The value of FVU for this approximation is a bit better than for the previous one, 7.08% versus 7.99%. It may be useful to try several initial approximations and select the result with the smallest FVU. Can you do this?

You can also select the PCA initialization, just click several times on the “PCA init” button. We generated the PCA initiation for the same number of points (15) and found SOM. The history is below. There are 16 steps in the history, and we present here steps 1, 2, 3, 10, and 16. The FVU for this initiation is 10.31 which is significantly worse than for the previous examples of the random initiation. (Sometimes, for other data sets, the PCA initialization can work better.)

A research task. Efficiency of the PCA initiation: a myth or reality. You can often read that PCA initiation of SOM is better. Of course, one benefit is obvious. It is reproducibility: if you start SOM learning from the PCA initiation with the same number of points uniformly distributed along the first principal component with the same variance then the result does not change.
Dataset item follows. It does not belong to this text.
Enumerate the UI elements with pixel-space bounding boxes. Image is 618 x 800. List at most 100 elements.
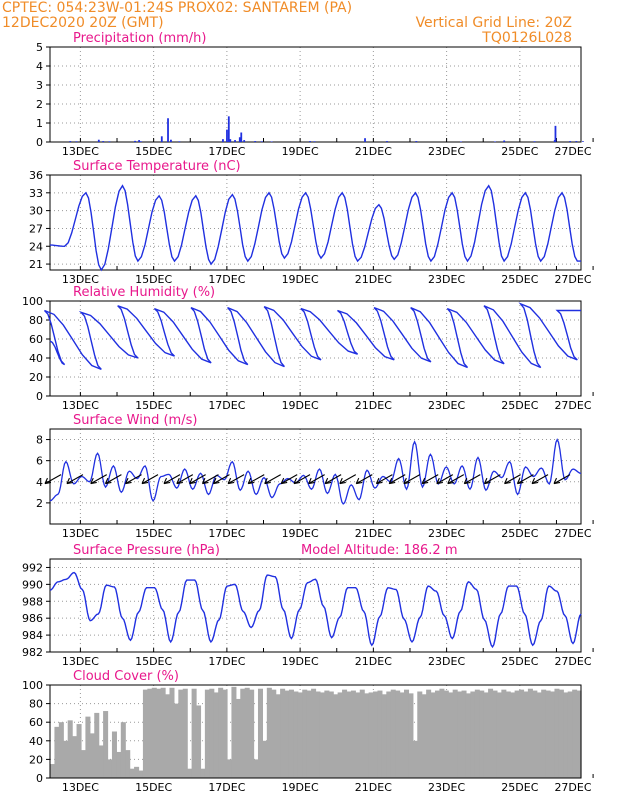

But it is not obvious that the PCA initiation is better for approximation. Moreover, random initiation gives the possibility to generate several different SOMs and then select the best. Try to compare systematically different types of initiations on various data sets. It may be useful to use the Std. data collections. (We recommend you to try Spiral 2 that is a not very difficult but not trivial learning example.)

**********************

You can explore the approximation ability of 1D SOMs on various sets from the Std. data collections. Let us try “Spiral 1”; this is a rather difficult task. We will study, how the accuracy of approximation depends on the number of points. Let us go to “Std. data”, “Clear all”, and “Spiral 1” (below). For smearing the image we go to “Scatter” and select the Scattering radius 7 and the Number of points to add 3. After we press OK, the smeared spiral appears.
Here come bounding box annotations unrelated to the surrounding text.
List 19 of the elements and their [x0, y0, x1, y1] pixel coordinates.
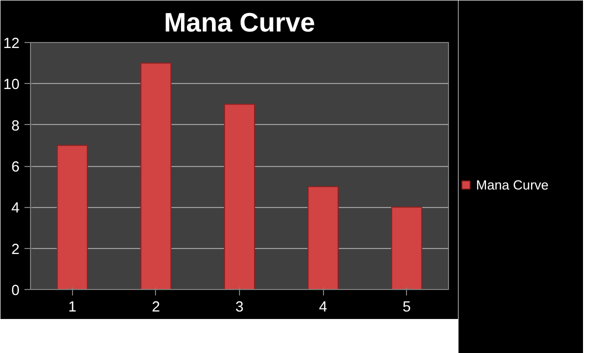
chart-title: Mana Curve [164, 8, 316, 38]
y-tick-label: 2 [11, 242, 20, 258]
y-tick-label: 0 [11, 283, 20, 299]
y-tick-label: 10 [3, 77, 20, 94]
x-tick-label: 3 [235, 300, 244, 316]
bar [391, 206, 422, 290]
bar [140, 62, 172, 290]
y-tick-label: 4 [11, 200, 20, 217]
x-tick-label: 4 [319, 300, 328, 316]
y-tick-label: 12 [3, 36, 20, 52]
y-tick-label: 8 [11, 118, 20, 134]
x-tick-label: 1 [68, 300, 76, 316]
x-tick-label: 2 [152, 300, 160, 316]
bar [56, 144, 88, 290]
y-tick-label: 6 [11, 160, 20, 176]
x-tick-label: 5 [402, 300, 411, 316]
bar [224, 104, 256, 290]
bar [308, 186, 339, 290]
legend-label: Mana Curve [476, 178, 549, 192]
We initiated SOM with various numbers of nodes and, after learning, got the following results. Nine configurations are below.
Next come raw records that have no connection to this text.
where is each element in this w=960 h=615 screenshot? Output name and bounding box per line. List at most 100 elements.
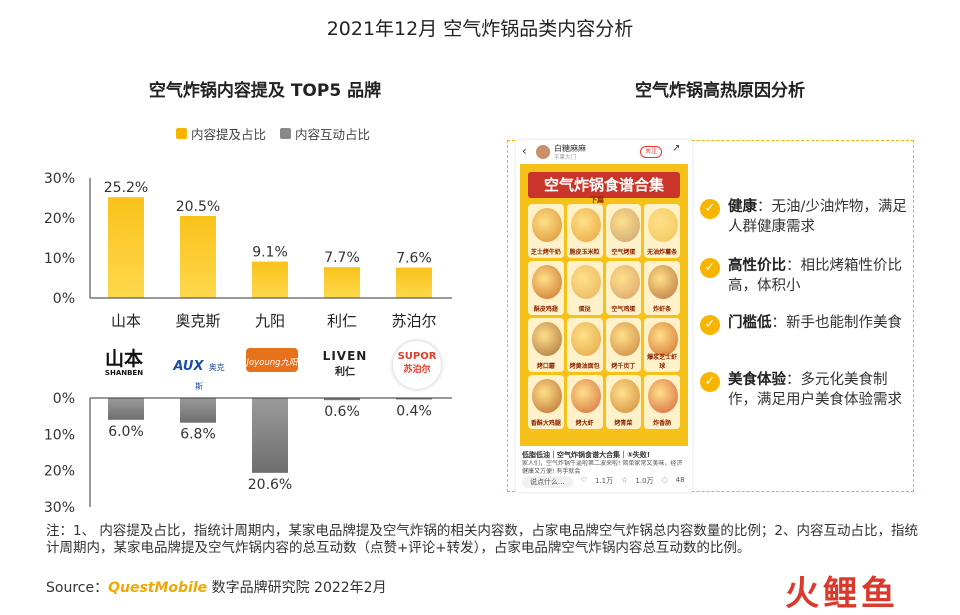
food-photo (648, 379, 679, 413)
reason-keyword: 健康 (728, 199, 757, 215)
recipe-label: 酥皮鸡翅 (533, 306, 558, 313)
follow-button[interactable]: 关注 (640, 146, 663, 158)
category-label: 利仁 (327, 312, 357, 330)
star-icon[interactable]: ☆ (621, 476, 628, 484)
food-photo (609, 265, 640, 299)
reason-item-health: ✓ 健康：无油/少油炸物，满足人群健康需求 (700, 197, 910, 237)
recipe-cell: 空气烤蛋 (605, 204, 642, 258)
poster-title: 空气炸锅食谱合集 (528, 172, 680, 198)
star-count: 1.0万 (635, 477, 654, 485)
food-photo (570, 379, 601, 413)
food-photo (570, 322, 601, 356)
joyoung-logo: Joyoung九阳 (246, 348, 298, 372)
reason-text: ：新手也能制作美食 (771, 315, 903, 331)
food-photo (570, 265, 601, 299)
mention-bar (180, 216, 216, 298)
reason-text: ：无油/少油炸物，满足人群健康需求 (728, 199, 907, 235)
liven-logo-main: LIVEN (322, 349, 368, 363)
source-brand: QuestMobile (108, 580, 208, 596)
interaction-bar (108, 398, 144, 420)
recipe-label: 爆浆芝士虾球 (647, 354, 678, 370)
mention-bar (252, 261, 288, 298)
comment-icon[interactable]: ◌ (661, 476, 668, 484)
food-photo (532, 379, 562, 413)
recipe-label: 无油炸薯条 (647, 249, 678, 256)
post-username: 白糖麻麻 (554, 144, 586, 153)
check-icon: ✓ (700, 315, 720, 335)
comment-input[interactable]: 说点什么... (522, 476, 573, 488)
post-action-bar: 说点什么... ♡ 1.1万 ☆ 1.0万 ◌ 48 (522, 476, 686, 488)
legend: 内容提及占比 内容互动占比 (176, 124, 370, 143)
interaction-bar (324, 398, 360, 401)
mention-bar-label: 25.2% (104, 180, 148, 196)
mention-bar (396, 267, 432, 298)
lower-y-tick-label: 0% (53, 391, 75, 407)
recipe-cell: 烤千页丁 (605, 318, 642, 372)
source-line: Source：QuestMobile 数字品牌研究院 2022年2月 (46, 577, 387, 597)
check-icon: ✓ (700, 372, 720, 392)
recipe-cell: 蛋挞 (566, 261, 603, 315)
aux-logo-main: AUX (173, 359, 204, 374)
reason-item-value: ✓ 高性价比：相比烤箱性价比高，体积小 (700, 256, 910, 296)
supor-logo: SUPOR 苏泊尔 (393, 341, 441, 389)
upper-y-tick-label: 20% (44, 211, 75, 227)
recipe-cell: 脆皮玉米粒 (566, 204, 603, 258)
recipe-grid: 芝士烤牛奶 脆皮玉米粒 空气烤蛋 无油炸薯条 酥皮鸡翅 蛋挞 空气鸡蛋 炸虾条 烤口蘑 烤黄油面包… (528, 204, 680, 429)
recipe-cell: 香酥大鸡腿 (528, 375, 564, 429)
recipe-cell: 烤黄油面包 (566, 318, 603, 372)
source-suffix: 数字品牌研究院 2022年2月 (207, 580, 387, 596)
legend-swatch-mention (176, 128, 187, 139)
reason-keyword: 高性价比 (728, 258, 786, 274)
upper-y-tick-label: 0% (53, 291, 75, 307)
food-photo (609, 322, 640, 356)
recipe-label: 香酥大鸡腿 (530, 420, 561, 427)
recipe-label: 炸香肠 (653, 420, 672, 427)
back-icon[interactable]: ‹ (522, 144, 527, 158)
interaction-bar-label: 20.6% (248, 477, 292, 493)
lower-y-tick-label: 10% (44, 427, 75, 443)
interaction-bar-label: 6.8% (180, 427, 216, 443)
food-photo (570, 208, 601, 242)
like-icon[interactable]: ♡ (580, 476, 587, 484)
like-count: 1.1万 (594, 477, 614, 485)
food-photo (609, 379, 640, 413)
social-post-screenshot: ‹ 白糖麻麻 平果大门 关注 ↗ 空气炸锅食谱合集 下篇 芝士烤牛奶 脆皮玉米粒空… (516, 140, 692, 492)
post-user-sub: 平果大门 (554, 155, 577, 161)
recipe-label: 空气烤蛋 (611, 249, 636, 256)
food-photo (648, 322, 679, 356)
legend-item-mention: 内容提及占比 (176, 124, 266, 143)
recipe-cell: 炸虾条 (644, 261, 680, 315)
liven-logo: LIVEN 利仁 (320, 349, 370, 378)
recipe-label: 烤青菜 (614, 420, 633, 427)
check-icon: ✓ (700, 258, 720, 278)
upper-y-tick-label: 10% (44, 251, 75, 267)
recipe-label: 空气鸡蛋 (611, 306, 636, 313)
shanben-logo-main: 山本 (104, 348, 143, 370)
aux-logo: AUX 奥克斯 (170, 355, 228, 393)
legend-item-interaction: 内容互动占比 (280, 124, 370, 143)
post-header: ‹ 白糖麻麻 平果大门 关注 ↗ (516, 140, 692, 164)
aux-logo-sub: 奥克斯 (195, 363, 225, 391)
recipe-cell: 空气鸡蛋 (605, 261, 642, 315)
recipe-label: 脆皮玉米粒 (569, 249, 600, 256)
reason-text: ：相比烤箱性价比高，体积小 (728, 258, 902, 294)
recipe-cell: 无油炸薯条 (644, 204, 680, 258)
source-prefix: Source： (46, 580, 109, 596)
category-label: 山本 (111, 312, 141, 330)
recipe-label: 烤黄油面包 (569, 363, 600, 370)
food-photo (609, 208, 640, 242)
poster-subtitle: 下篇 (590, 196, 604, 204)
recipe-label: 芝士烤牛奶 (530, 249, 561, 256)
lower-y-tick-label: 20% (44, 464, 75, 480)
share-icon[interactable]: ↗ (672, 143, 681, 154)
shanben-logo-sub: SHANBEN (104, 369, 144, 377)
category-label: 奥克斯 (175, 312, 220, 330)
interaction-bar (180, 398, 216, 423)
recipe-cell: 爆浆芝士虾球 (644, 318, 680, 372)
legend-label-mention: 内容提及占比 (191, 127, 267, 142)
upper-y-tick-label: 30% (44, 171, 75, 187)
recipe-cell: 炸香肠 (644, 375, 680, 429)
post-caption-title: 低脂低油｜空气炸锅食谱大合集｜⑤失败! (522, 451, 651, 459)
recipe-label: 炸虾条 (653, 306, 672, 313)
It is interesting to compare SOM and GSOM on this example. To stop GSOM at the given number of points, you can select in GSOM/Options a high accuracy of approximation (0.1% or 0.01%) and the desired number of points (see below). For reproducibility, it is recommended to start from one point (the first learning iteration will move to the mean point).

Below are the learning results for the same numbers of points in GSOM as for the SOMs above. The picture of approximation for GSOM looks more attractive than for SOM but the accuracy of approximation (see in Table) is approximately the same.

Table. FVU for presented examples of SOM and GSOM with various numbers of nodes.

 Number of nodes 10 15 20 25 30 40 50 60 70 FVU for SOM 25.45% 15.59% 12.09% 9.20% 6.42% 5.09% 4.13% 3.62% 2.63% FVU for GSOM 24.91% 15.85% 12.26% 9.19% 6.99% 4.58% 4.03% 3.68% 3.19%

If the learning history is too long then to speed the slideshow you are welcome to reduce the delay time (in the “Delay” window) to the minimal value 10 ms.

Research task. Find for Spiral 1, for what number of nodes GSOM becomes stably better than SOM. Can you perform a detailed and scientifically sound study?

For example, the 200 nodes approximation of Spiral 1 by GSOM is almost 10 times better than the approximation by SOM (see the results below, for 200 SOM nodes FVU=0.44% and for 200 GSOM nodes FVU=0.05%). For 208 nodes, FVU for GSOM becomes 0.03% and geometrically this approximation looks perfect.